Se cumple el primer siglo de la muerte de Franz Kafka y se impone felicitación kafkiana como si fuera cumpleaños no sólo por la vigencia de sus letras y el misterio como murmullo de su biografía en laberinto, sino porque quizá para el próximo centenario podamos declararlo puramente mexicano. Su vida pasará del paisaje de Praga a la antesala de una taquería de suadero y su obra quizá por mexicanizarse termine por perderse en el olvido.

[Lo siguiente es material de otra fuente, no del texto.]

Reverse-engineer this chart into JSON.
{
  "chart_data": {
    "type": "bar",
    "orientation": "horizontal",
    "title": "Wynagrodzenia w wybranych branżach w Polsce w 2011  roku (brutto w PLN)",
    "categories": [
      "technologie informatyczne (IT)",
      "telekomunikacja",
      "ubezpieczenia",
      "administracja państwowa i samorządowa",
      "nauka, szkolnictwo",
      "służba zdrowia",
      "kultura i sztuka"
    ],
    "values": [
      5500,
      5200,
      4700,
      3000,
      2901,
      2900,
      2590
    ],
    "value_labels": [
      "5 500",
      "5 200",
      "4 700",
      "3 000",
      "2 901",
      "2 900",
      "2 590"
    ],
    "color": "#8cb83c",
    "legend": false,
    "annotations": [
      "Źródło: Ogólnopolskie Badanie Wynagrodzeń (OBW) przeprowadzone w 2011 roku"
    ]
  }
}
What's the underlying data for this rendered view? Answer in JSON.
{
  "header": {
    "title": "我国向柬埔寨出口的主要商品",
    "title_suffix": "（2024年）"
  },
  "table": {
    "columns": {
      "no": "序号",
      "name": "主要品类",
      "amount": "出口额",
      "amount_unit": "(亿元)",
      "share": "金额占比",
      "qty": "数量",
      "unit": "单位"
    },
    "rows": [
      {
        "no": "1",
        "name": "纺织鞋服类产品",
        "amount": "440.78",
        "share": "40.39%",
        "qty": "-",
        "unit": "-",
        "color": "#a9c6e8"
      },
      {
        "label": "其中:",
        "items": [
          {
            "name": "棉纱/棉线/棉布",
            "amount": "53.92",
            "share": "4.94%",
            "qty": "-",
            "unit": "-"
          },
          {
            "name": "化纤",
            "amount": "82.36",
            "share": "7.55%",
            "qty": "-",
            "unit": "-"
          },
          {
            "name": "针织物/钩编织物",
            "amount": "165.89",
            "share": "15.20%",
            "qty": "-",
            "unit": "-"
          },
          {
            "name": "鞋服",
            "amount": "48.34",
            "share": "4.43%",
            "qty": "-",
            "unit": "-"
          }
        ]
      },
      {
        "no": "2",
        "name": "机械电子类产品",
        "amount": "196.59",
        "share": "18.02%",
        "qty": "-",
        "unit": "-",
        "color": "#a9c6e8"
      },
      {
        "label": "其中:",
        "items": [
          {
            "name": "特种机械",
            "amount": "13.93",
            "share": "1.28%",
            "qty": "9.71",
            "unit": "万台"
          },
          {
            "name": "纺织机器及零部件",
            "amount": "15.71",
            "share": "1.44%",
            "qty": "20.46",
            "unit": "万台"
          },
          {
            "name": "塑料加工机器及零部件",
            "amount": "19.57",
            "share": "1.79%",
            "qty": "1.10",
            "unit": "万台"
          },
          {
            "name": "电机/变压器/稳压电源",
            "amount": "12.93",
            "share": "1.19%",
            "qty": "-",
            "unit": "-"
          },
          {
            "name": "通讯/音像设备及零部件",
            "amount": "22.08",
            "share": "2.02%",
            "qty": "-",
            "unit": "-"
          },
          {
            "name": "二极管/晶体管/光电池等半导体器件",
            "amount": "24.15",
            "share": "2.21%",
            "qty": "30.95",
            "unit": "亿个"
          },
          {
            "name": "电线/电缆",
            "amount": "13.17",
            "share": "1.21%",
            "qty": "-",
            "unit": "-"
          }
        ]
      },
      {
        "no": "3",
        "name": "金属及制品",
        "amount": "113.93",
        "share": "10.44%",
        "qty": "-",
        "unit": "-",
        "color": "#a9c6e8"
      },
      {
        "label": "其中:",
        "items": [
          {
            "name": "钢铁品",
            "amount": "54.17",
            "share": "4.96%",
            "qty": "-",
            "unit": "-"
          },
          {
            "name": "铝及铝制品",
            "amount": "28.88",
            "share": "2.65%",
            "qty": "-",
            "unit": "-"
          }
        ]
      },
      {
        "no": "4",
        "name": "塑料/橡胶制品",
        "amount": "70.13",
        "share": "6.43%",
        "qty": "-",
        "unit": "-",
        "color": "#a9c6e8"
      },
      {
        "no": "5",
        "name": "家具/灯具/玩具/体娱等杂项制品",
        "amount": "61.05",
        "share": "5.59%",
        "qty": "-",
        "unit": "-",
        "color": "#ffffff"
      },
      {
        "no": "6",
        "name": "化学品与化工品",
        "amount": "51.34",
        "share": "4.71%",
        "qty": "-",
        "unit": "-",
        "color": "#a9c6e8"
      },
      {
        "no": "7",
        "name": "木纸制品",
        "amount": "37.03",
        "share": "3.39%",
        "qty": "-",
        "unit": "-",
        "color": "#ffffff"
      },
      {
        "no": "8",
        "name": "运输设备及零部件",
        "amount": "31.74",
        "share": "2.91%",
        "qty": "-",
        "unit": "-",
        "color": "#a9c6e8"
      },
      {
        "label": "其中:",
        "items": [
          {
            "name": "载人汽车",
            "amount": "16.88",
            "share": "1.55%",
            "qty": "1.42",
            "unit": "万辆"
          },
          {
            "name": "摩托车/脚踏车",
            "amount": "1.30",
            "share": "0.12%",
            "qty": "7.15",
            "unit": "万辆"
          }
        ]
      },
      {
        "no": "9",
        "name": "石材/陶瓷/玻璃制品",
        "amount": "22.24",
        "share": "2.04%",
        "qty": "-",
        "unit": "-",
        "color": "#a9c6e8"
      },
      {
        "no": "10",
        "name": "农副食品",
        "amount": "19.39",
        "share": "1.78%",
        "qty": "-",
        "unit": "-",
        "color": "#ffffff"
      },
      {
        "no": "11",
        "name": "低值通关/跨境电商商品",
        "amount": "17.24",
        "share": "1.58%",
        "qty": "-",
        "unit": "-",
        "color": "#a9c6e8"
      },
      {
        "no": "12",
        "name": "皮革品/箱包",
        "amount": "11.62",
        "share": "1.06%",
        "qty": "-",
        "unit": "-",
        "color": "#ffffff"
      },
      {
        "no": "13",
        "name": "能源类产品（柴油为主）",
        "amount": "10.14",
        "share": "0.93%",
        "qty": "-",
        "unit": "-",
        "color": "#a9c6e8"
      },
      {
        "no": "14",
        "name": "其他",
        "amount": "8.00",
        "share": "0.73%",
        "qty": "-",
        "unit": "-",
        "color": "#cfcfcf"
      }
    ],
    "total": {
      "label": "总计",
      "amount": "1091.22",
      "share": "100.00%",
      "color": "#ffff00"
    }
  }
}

Con todo, el maremoto electoral del pasado domingo no sólo provoca la justificada fanfarria por la llegada de una mujer a la Presidencia de la República y con ella —simbólicamente— todas las mujeres que nos dan Matria, sino también el jolgorio involuntario y la comedia o vodevil de la llamada Oposición. Hablo de lo ridículo que parece ahora el disfraz de dinosaurio en la Cámara de Senadores y evoco —no sin ego— un malogrado debate que sostuve con la X en Televisión Azteca (cuando era funcionaria de Fox para la causa indígena), pero me concentro en el entramado kafkiano:
La trama enrevesada donde una niña que vendía gelatinas se convierte en candidata de una élite surrealista, donde se juntan en licuadora los tres partidos pútridos y trasnochados a los que urge una Metamorfosis. Los diálogos delirantes que intentaron justificar y obviar la derrota electoral y electrónica argumentando contar con inferencias y guasaps que insinuaban lo contrario; es decir, inventarse una victoria en plena época del Carro Completo a la vieja usanza, años de entronización de un autoritarismo velado, verborrea con acento tropical y utopías con innegable apuntalamiento masivo, pero aunque a todos nos guste el pozole no deja de ser vianda con origen caníbal (que quizá le gustara a Kafka) y por ende, así sean peras o manzanas, el escepticismo nacional ante la promesa de que alguien se vaya a la chingada sólo enfatiza que todo esto está Kabrón.